Archive for the ‘Hatred in America’ Category

45. The 4th Spiritual Law: Let It Be

July 7, 2019

At this point, I’ve begun a serious, dedicated spiritual practice of Deepak Chopra’s 4th Spiritual Law: Acceptance/Nonresistance, and I am committed to the practice of letting things be as they are, because my thoughts about Trump were giving me headaches, bellyaches, and sleepless nights. This is no easy task, but I have chosen to trust the honest and decent people whom he hates and reviles daily in his rabid insane tweets, and accuses them all of the crimes that are actually his, not theirs. I trust them to fulfill their calling as journalists, investigators, and Representatives, to bring him to justice.

Above all, I trust the law of Karma. Deepak says, “Karma is both the action and the consequence, it is the cause and ultimate effect, because every action generates a force of energy that returns to us in like kind.” Jesus said it too, as “whatsoever a man soweth, that also shall he reap.” And in more contemporary terms, “What goes around, comes around.”

Even as Trump’s horrible acts continue damaging and destroying the lives of tens of thousands of innocent people, I find myself realizing that this mortal world is one of polarities, that I can’t personally change it by raging against it, feeling victimized and helpless. All I can do to change the world is by what I am myself, and how I carry myself thru life.

I’ve never been in any danger of being like him, but as the (real) news repeatedly tells of his senseless cruelty, greed, and arrogance, I have let his way creep into my brain and put me into a rage, over and over, and THAT is precisely his power. He has an uncanny ability to cause and create hatred, conflict, and violence. That is his only skill, and he takes enormous, sick, pleasure in doing this.

Forcibly taking terrified children from their distraught parents and locking them in cages, can arouse angry thoughts even in the gentlest, kindest hearts. The world has had many monsters, but none so sick as Trump. Hitler, actually, was a nicer guy in a way, at least not as wild-crazy vicious a personally as Trump. He did hideous things too, but at least didn’t brag about them all day long in the cheapest, lowest possible media, Twitter.

And so, for my own sake, and the sake of those around me, I have stopped talking about him so much. I turn off the TV if his face appears there, I know whatever he says will gouge me in the gut with anger. I refuse to give him my attention or my thoughts. Only once in a while, when he gets so totally off his cracker. Not every time.

History will show that Donald Trump’s one success in life, his greatest dream come true of being a legendary historical figure, has been accomplished – He will be remembered as the absolutely unquestionably worst, most utterly incompetent president of any country in the world that history has ever seen, and hopefully ever will. He believes he can get away with absolutely anything, forever, and he seems to be doing so. His infantile ego is reveling in pure, sick, ecstasy of brutal power, which fuels ever-more insane behaviors, because he has got what he needs so desperately: Everybody in the world noticing him.

Think about it. And then decide to spend your thoughts on something better. When you do, as a practice, it will surprise you with an unexpected peace of mind and softening of those tense nerves and muscles of the body.

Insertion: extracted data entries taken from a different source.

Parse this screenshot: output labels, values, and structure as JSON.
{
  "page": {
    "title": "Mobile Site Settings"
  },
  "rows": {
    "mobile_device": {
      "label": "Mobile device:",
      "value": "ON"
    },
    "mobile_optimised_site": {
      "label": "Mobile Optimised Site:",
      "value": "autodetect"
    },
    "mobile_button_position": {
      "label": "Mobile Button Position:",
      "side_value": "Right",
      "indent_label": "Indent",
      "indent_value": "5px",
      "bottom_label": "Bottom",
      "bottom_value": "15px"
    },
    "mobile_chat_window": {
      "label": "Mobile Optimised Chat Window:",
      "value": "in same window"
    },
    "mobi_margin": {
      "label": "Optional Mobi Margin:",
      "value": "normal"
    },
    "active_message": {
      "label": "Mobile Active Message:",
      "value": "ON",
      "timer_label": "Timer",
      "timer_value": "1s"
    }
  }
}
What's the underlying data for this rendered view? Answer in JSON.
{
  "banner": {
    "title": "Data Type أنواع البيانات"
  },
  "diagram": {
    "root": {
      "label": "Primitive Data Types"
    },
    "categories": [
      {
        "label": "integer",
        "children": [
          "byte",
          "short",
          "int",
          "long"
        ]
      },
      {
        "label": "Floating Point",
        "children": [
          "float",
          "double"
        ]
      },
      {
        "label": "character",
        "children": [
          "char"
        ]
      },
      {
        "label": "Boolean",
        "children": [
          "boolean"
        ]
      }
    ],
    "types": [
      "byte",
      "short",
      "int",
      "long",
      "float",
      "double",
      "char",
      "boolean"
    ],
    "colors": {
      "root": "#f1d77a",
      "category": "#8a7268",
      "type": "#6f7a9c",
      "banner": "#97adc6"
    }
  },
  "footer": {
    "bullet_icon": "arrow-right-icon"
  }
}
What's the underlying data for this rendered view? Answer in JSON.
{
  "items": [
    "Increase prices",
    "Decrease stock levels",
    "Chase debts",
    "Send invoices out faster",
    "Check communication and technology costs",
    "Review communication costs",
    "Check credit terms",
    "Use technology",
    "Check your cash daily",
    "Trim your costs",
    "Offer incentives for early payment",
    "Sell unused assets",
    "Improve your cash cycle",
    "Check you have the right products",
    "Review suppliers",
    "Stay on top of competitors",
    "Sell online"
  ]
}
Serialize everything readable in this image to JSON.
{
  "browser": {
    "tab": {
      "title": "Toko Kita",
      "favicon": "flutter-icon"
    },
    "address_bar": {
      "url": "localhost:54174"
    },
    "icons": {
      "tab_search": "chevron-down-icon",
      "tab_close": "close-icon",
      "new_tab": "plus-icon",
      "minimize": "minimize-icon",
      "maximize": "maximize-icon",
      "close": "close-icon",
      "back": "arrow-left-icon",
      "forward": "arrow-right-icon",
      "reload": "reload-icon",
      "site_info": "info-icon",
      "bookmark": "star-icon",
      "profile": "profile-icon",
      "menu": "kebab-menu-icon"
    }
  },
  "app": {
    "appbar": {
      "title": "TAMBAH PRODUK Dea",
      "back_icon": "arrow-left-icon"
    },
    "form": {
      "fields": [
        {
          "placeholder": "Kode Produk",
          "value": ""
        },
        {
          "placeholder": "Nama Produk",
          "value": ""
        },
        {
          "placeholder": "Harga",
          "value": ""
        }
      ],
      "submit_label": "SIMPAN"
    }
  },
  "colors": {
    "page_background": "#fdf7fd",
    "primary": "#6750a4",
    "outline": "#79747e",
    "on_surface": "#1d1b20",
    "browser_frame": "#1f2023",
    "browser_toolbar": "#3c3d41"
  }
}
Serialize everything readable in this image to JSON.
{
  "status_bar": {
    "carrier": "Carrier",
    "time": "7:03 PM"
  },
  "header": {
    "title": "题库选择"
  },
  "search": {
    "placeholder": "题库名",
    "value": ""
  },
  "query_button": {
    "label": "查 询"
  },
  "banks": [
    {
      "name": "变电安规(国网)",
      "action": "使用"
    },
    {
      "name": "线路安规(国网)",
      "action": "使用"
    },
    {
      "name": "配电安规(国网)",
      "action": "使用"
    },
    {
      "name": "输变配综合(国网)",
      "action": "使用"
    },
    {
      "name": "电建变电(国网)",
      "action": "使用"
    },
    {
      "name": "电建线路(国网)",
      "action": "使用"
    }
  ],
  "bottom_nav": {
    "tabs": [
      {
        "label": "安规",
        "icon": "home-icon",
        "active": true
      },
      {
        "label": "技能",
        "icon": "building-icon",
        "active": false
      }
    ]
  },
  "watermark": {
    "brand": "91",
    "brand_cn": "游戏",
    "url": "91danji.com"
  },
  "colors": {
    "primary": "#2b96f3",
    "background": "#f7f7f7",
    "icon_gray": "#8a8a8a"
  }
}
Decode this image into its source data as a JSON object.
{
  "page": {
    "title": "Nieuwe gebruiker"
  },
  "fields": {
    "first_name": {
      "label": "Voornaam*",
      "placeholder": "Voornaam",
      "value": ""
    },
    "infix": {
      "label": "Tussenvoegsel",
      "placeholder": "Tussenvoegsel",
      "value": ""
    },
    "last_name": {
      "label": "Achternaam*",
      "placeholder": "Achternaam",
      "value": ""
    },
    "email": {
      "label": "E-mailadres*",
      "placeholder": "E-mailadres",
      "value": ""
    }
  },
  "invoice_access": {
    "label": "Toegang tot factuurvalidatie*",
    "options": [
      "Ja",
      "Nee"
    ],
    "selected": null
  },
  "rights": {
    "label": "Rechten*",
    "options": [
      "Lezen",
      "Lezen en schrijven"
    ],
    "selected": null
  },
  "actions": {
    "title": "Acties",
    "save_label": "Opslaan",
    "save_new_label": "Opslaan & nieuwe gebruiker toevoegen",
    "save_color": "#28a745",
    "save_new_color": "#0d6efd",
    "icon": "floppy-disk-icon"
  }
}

There is one thing I know with certainty: Nobody escapes their own karma. Every one of us gets as we have given, and Karma is a meticulous bookkeeper. This man, and each of us, sooner or later will get exactly what we deserve.

26. The Cancer of Trump

October 1, 2017

It’s Sunday, my day of reflection and spiritual peace. It’s also Yom Kippur, the time of atonement, and I find within myself something ugly growing. Trump has succeeded in making me hate him. Hate is something I refuse to engage in, and this has been my chosen practice for all of my adult life. Yet this man is so totally evil and soulless, and so constantly attacking every decent thing in my country and the world, always in the headlines destroying, destroying, destroying, our spirit of unity as a nation, and every ideal of democracy, decency, and honesty our country was founded upon, and always, before, has represented in the world. He carelessly and arrogantly commits acts no decent or sane person would ever do. My rage rises up against this monstrous being, and the damage he is eagerly doing to everyone and the planet, and the way that he takes pleasure and pride in it. That’s the hardest part to forgive.

I struggle with this. But when I meditate and pray about it, even though my heart is deeply troubled, the still-small-voice within assures me again, that we are all called to stand for something, and to protect what we know is right, in the face of what we know is wrong. Those are my thoughts today.

I am still the same compassionate person I have always been. I was a public servant (8 years in ALCO Fire Service) and a medical caregiver (20 years in E.R.) where I was able to have genuine compassion for some of the least-blessed and most-rejected forms of our human lives – alcoholics, heroin addicts, crack heads, wife-beaters, even a few murderers. But I cannot muster up any compassion for the vicious cruelty, hideous racism, and insatiable greed of Donald Trump, a reality no one in America can honestly sanely deny. When we have removed him from his illegal dictatorship and stopped his systematic destruction of my country and it’s decent hardworking people, then I will try again to forgive.